Pub Date: May 4th, 2004
ISBN: 0-425-19598-8
Publisher: Berkley

Kate Delafield (Sleeping Bones, 1999, etc.) goes up against a high-priced lawyer determined to get his client acquitted by attacking her police work.

LAPD detectives never have a nice day. Testifying in court against Douglas Talbot, accused of killing the ex-wife who divorced him when she finally got sick of his abusive behavior, Kate can’t help flashing back to the traumatic morning when she was called to Victoria Talbot’s house. While she’s reciting her testimony and bracing for the punishing cross-examination she expects from Gregory Quantrill, Talbot’s hired gun, she recalls how quickly the evidence against Talbot has mounted: his three children hate him, and his only alibi comes courtesy of the illegal Guatemalan housekeeper he’d taken as his lover.

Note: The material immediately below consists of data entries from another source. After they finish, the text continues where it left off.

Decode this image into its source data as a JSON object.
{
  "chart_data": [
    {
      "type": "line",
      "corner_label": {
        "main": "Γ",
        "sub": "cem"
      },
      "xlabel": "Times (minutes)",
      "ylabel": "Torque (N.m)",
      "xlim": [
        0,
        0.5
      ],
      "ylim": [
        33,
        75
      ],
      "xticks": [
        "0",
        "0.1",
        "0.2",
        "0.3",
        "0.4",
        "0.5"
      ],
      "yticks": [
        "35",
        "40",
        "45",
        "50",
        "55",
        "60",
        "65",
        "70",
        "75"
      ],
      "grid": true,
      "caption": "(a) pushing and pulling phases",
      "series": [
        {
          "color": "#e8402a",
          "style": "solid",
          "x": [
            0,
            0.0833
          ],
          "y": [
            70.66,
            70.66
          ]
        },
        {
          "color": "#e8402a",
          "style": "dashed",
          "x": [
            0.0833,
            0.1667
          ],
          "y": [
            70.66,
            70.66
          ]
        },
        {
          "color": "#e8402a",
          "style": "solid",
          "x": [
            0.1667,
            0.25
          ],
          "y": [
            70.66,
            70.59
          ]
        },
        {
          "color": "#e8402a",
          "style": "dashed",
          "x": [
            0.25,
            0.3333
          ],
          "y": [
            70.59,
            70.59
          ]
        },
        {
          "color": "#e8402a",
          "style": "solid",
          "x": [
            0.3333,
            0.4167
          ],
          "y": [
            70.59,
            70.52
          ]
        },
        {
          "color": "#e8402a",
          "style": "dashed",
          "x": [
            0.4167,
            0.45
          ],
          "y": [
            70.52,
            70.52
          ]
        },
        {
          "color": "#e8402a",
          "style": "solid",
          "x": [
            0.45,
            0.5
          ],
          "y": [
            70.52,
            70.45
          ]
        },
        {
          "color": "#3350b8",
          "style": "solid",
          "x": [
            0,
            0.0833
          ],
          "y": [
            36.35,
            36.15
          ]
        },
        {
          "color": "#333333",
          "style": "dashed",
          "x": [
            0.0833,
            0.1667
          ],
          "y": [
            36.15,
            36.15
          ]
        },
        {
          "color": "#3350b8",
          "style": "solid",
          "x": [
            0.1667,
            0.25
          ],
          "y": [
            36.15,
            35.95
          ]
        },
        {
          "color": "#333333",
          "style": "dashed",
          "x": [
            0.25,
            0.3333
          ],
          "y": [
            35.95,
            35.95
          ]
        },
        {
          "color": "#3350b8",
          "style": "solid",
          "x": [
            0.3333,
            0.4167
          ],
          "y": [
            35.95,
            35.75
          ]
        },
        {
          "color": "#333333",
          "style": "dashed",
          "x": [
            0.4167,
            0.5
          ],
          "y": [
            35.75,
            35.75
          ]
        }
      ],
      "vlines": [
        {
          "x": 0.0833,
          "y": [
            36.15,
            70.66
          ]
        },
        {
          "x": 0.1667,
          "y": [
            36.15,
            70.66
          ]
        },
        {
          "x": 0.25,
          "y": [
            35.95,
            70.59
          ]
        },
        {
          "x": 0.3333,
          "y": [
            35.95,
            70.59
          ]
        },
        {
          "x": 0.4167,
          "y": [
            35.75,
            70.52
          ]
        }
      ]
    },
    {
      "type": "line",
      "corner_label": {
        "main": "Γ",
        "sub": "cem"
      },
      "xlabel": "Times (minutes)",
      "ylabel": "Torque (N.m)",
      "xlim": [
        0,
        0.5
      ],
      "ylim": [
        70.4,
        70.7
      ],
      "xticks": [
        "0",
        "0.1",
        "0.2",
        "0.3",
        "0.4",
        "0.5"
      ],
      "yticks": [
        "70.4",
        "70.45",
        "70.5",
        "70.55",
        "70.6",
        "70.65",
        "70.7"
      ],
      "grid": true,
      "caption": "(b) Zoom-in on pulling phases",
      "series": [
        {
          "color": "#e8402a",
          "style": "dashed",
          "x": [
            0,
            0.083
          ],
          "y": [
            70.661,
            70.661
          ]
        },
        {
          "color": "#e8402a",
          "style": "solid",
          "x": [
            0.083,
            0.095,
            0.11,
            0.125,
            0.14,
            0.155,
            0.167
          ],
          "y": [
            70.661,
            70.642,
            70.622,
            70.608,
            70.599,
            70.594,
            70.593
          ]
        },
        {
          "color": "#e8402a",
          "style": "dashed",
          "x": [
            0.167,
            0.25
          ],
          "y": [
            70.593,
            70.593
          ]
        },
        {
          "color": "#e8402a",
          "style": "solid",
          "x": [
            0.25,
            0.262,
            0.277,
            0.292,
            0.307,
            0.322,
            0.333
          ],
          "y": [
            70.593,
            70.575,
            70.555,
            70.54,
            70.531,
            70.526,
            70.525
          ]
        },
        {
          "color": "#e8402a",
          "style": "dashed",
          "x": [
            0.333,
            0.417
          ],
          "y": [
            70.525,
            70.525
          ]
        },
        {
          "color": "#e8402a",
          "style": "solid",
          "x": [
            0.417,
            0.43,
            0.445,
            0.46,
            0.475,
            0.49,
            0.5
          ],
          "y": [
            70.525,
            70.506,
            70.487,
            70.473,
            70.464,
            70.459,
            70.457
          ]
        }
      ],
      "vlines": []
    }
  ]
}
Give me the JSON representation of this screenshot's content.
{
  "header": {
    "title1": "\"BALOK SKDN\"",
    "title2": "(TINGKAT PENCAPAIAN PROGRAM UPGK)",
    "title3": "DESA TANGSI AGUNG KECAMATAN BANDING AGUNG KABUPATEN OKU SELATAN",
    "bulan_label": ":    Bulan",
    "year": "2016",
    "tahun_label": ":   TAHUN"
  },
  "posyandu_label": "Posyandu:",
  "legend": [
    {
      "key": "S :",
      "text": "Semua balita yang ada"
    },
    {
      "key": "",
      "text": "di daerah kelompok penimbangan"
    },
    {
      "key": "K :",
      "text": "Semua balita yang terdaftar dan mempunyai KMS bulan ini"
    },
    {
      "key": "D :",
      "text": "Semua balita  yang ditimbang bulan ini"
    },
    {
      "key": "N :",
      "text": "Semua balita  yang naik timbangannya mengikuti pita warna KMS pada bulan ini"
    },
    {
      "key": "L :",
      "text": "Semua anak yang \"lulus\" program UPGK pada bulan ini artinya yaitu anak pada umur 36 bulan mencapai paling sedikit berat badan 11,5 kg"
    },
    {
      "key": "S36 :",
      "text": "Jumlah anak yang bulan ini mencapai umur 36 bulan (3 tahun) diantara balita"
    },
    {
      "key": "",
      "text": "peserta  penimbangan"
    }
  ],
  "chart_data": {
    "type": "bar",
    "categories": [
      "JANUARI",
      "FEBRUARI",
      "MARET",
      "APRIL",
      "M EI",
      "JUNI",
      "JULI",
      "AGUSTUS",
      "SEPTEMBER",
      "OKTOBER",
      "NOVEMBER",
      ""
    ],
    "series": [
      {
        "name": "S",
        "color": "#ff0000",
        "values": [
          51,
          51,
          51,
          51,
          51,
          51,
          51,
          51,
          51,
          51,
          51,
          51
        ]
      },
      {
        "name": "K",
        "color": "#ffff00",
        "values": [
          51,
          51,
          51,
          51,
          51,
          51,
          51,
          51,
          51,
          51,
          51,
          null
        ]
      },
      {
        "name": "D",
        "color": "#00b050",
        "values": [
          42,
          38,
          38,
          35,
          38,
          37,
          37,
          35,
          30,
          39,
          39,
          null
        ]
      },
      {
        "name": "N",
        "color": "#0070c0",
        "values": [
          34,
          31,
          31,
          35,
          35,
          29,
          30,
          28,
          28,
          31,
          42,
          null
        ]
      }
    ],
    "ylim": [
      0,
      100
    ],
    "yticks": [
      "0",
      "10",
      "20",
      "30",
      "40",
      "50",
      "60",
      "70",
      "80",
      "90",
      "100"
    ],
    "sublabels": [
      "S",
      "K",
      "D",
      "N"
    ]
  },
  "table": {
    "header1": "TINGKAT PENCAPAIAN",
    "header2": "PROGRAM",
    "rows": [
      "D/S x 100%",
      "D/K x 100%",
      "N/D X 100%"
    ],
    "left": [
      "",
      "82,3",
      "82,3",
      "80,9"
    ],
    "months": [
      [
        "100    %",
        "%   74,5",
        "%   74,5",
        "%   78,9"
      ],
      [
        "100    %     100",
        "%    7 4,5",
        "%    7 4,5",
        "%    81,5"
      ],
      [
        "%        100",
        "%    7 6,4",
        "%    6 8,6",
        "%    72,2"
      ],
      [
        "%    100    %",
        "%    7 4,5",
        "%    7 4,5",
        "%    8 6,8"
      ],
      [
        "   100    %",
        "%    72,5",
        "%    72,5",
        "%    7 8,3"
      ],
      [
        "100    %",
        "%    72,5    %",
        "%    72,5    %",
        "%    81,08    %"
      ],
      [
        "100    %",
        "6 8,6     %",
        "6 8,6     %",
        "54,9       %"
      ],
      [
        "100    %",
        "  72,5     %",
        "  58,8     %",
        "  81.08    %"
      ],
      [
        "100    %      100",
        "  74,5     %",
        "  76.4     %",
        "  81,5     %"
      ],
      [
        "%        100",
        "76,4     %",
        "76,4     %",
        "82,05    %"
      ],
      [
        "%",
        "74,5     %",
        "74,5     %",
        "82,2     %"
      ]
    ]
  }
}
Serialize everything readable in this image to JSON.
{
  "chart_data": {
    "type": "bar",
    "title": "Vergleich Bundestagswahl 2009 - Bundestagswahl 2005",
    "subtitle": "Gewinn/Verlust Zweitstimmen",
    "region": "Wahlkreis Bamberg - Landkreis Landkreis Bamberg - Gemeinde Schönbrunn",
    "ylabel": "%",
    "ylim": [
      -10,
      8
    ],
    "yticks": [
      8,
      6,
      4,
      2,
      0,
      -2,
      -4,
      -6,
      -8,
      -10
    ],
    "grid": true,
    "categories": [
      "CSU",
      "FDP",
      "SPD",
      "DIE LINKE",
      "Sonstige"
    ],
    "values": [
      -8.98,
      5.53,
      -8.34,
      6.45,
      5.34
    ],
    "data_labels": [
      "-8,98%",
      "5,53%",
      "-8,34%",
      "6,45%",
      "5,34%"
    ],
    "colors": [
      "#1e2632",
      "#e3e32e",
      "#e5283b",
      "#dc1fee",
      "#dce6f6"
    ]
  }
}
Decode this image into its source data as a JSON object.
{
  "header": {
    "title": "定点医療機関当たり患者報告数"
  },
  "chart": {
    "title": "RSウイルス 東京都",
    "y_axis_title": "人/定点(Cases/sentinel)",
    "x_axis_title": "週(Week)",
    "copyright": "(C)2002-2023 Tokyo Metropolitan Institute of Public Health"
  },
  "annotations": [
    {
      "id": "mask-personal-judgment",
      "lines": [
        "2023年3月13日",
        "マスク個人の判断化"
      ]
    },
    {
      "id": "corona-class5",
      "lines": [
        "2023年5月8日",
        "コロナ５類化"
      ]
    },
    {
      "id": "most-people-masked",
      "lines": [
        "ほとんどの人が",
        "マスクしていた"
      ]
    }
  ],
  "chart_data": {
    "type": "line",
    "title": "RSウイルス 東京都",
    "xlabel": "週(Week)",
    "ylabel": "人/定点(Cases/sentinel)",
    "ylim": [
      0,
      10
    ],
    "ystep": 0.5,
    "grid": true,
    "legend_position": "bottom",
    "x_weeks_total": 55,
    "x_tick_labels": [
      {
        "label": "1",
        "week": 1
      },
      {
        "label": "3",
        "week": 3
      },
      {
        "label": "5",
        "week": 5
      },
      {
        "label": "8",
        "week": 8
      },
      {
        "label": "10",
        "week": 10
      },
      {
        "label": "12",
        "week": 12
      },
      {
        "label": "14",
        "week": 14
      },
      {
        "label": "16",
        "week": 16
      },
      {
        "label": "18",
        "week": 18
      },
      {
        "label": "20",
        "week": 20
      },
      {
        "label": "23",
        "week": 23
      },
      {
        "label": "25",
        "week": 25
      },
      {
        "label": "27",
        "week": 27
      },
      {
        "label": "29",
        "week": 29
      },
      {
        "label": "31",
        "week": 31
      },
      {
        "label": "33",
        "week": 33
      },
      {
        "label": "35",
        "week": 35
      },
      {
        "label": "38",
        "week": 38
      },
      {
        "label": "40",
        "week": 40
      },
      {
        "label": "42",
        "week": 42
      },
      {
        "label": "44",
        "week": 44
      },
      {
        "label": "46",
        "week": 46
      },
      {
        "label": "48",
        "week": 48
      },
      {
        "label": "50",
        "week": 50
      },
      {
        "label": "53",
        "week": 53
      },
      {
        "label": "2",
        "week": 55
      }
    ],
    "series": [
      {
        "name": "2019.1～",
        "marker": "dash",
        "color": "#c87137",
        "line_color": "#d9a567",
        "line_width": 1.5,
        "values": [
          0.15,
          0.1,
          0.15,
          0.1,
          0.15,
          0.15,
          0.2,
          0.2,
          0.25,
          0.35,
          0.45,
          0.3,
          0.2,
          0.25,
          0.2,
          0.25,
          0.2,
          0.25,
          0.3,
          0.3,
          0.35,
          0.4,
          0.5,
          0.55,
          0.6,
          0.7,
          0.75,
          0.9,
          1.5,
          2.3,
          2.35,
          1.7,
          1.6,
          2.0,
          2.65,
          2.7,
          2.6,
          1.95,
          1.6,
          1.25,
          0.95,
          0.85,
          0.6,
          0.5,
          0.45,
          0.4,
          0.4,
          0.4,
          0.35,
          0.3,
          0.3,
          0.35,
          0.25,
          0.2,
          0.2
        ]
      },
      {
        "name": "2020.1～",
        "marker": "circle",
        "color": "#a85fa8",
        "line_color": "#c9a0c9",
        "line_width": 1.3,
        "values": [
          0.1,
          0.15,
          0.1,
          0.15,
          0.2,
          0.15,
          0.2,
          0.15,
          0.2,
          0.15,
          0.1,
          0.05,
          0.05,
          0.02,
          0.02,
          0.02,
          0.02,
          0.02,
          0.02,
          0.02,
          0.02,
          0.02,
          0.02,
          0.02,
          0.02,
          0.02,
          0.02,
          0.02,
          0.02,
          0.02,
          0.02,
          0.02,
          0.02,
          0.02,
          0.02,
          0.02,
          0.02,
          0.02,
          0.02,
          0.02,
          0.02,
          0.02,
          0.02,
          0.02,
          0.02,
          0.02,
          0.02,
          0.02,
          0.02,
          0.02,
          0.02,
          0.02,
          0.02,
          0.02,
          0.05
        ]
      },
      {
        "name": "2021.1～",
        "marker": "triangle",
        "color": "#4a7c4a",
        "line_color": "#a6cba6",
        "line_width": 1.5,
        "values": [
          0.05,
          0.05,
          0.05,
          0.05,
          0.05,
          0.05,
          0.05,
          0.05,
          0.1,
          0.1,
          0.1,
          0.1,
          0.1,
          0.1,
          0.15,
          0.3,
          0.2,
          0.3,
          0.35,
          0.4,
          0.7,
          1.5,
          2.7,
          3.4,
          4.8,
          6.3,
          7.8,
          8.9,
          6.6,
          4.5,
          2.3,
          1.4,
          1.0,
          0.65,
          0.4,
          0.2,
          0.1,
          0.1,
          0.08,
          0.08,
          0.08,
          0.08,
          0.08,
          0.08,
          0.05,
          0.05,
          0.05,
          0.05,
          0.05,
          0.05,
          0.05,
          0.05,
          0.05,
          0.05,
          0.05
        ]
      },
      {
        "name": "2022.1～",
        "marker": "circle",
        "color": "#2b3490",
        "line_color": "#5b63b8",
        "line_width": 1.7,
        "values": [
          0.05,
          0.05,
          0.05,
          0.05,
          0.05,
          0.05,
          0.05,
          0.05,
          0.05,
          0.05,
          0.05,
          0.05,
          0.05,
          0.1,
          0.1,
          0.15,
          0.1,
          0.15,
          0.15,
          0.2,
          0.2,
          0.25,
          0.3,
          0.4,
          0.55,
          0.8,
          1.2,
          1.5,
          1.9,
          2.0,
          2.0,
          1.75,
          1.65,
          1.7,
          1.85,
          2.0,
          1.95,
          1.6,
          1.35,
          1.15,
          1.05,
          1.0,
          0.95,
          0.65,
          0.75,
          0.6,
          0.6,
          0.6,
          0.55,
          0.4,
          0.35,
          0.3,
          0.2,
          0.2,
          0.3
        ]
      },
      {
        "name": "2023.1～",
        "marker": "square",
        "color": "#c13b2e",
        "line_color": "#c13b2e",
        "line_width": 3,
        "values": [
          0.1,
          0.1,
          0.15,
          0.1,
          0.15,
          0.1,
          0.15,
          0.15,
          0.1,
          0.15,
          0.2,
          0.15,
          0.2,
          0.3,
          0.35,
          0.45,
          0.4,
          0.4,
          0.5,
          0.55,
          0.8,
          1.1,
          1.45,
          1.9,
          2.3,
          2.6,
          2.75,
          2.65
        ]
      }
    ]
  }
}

When Kate returns home the evening after refusing to help her homophobic brother track down his runaway lesbian daughter, she finds that her own lover, attorney Aimee Grant, has responded by moving out. And as the trial grinds toward a verdict the author dexterously keeps in doubt, Kate’s nagged by details that don’t add up, no matter whose side you’re on: Why was Vicki’s house so spotless? Why had someone thrown out the fresh-cut flowers from her table? Why had she been shot two times at least five minutes apart?

A skillfully extended short story saddled with the additional problem that very few criminal trials whose defendants aren’t OJ are all about the cops, even when they’re as engaging as Kate.